Celecoxib-loaded PLGA/cyclodextrin microspheres: Characterization and evaluation of anti-inflammatory activity on human chondrocyte cultures

PLGA microspheres were prepared as a sustained release system for the intra-articular administration of celecoxib (CCB). The microspheres were prepared in the presence of different concentrations of dimethyl-β-cyclodextrin (DM-β-Cyd), by the simple oil-in-water emulsion/evaporation solvent method. The microspheres were evaluated as to surface morphology, size and technological properties (such as encapsulation efficiency, drug loading capacity and drug release). Ex vivo studies on cultures of human chondrocytes were performed in order to evaluate the influence of the polymeric carriers on the pharmacological activity of CCB. All systems ranged from about 1 to 5 μm in size and had a high encapsulation efficiency percentage ranging from about 80% to 90% (w/w), except for CCB-loaded-PLGA microspheres containing the highest amount of DM-β-Cyd, in which a dramatic drop in the encapsulation efficiency was observed (about 54%, w/w). FIB images evidenced the fact that the microspheres had a porous structure in the presence of the highest amount of DM-β-Cyd. The macrocycle modulated the release profiles of CCB from the microspheres, producing in some cases a zero-order kinetic release. Ex vivo biological studies demonstrated that DM-β-Cyd improved the drugs anti-inflammatory activity. Thus, CCB-loaded PLGA/cyclodextrin microspheres may have a potential therapeutic application in the treatment of osteo- and rheumatoid arthritis.

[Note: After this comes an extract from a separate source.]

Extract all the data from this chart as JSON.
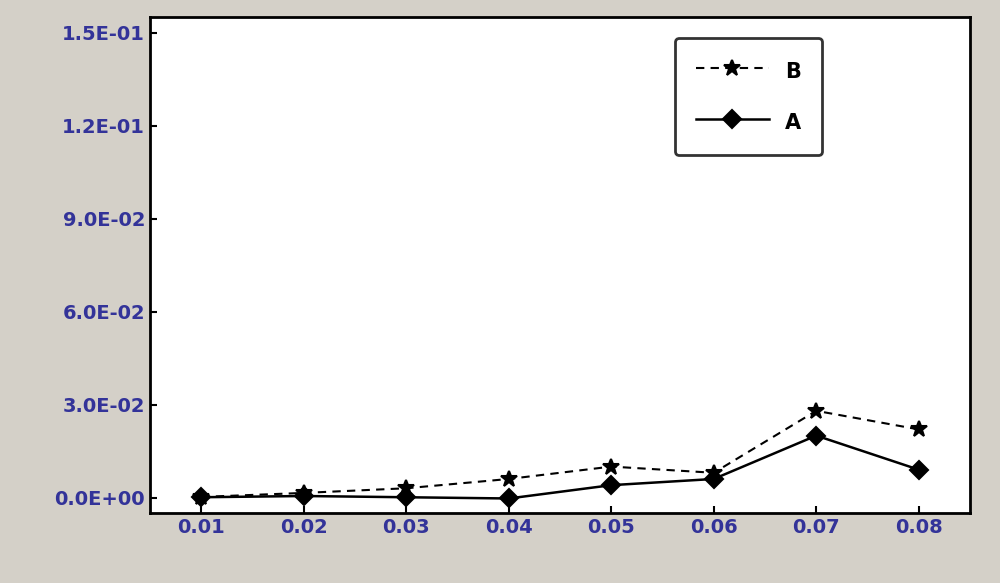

Nanospheres based on PLGA/amphiphilic cyclodextrin assemblies as potential enhancers of Methylene Blue neuroprotective effect

Methylene Blue (MB) has recently showed beneficial effects towards neurological disorders such as Alzheimer’s and Parkinson’s diseases. Intravenous administration of MB could be difficult because of its poor cooperation with patients, thus entrapment in a carrier system could improve compliance. PLGA nanospheres have been proposed as a delivery system for MB, but they suffer from low encapsulation efficiency and rapid release of their cargo. Here, we design nanospheres with high affinity for hydrophilic MB based on PLGA and a non-ionic amphiphilic cyclodextrin (SC6OH) as an additional component. Interaction between MB and SC6OH was firstly investigated by UV-vis spectroscopy and steady-state emission fluorescence in aqueous solution. PLGA/SC6OH nanospheres loaded with MB were prepared by a nanoprecipitation/solvent displacement method and characterized by STEM and FTIR-ATR analysis. They display sizes of about 200 nm, and a higher encapsulation efficiency with respect to PLGA nanospheres prepared without SC6OH. This latter modulates the release profiles of MB from the nanospheres, producing a release sustained for five days. In vitro biological studies on human neuroblastoma SH-SY5Y cells demonstrated that PLGA/SC6OH nanospheres did not affect cell viability. In addition, MB loaded-PLGA/SC6OH nanospheres produced significant neuroprotection against the metabolic effects of iodoacetic acid, especially in the presence of NADH electron donor.

Synthesis and physico-chemical characterization of a β-cyclodextrin conjugate for sustained release of Acyclovir

We report the synthesis of an oligomeric prodrug of the antiviral agent Acyclovir (Acy) conjugated to β-cyclodextrin (β-CyD). The drug was selectively linked through a succinic spacer to one of the primary hydroxyl groups of β-CyD by ester linkage in a 1:1 molar ratio. The conjugate was purified by semipreparative reverse-phase chromatography and characterized by FAB mass spectrometry and NMR experiments. The release of Acy from the conjugate was evaluated both in acidic and in neutral conditions and in the presence of porcine liver esterase. In all cases we observed the release of both free Acy and Acy succinate (AcySucc) at differing rates as a function of the hydrolysis conditions. In the presence of esterase the release of free Acy was favoured over AcySucc, showing a release rate of 100% of Acy within 7 days.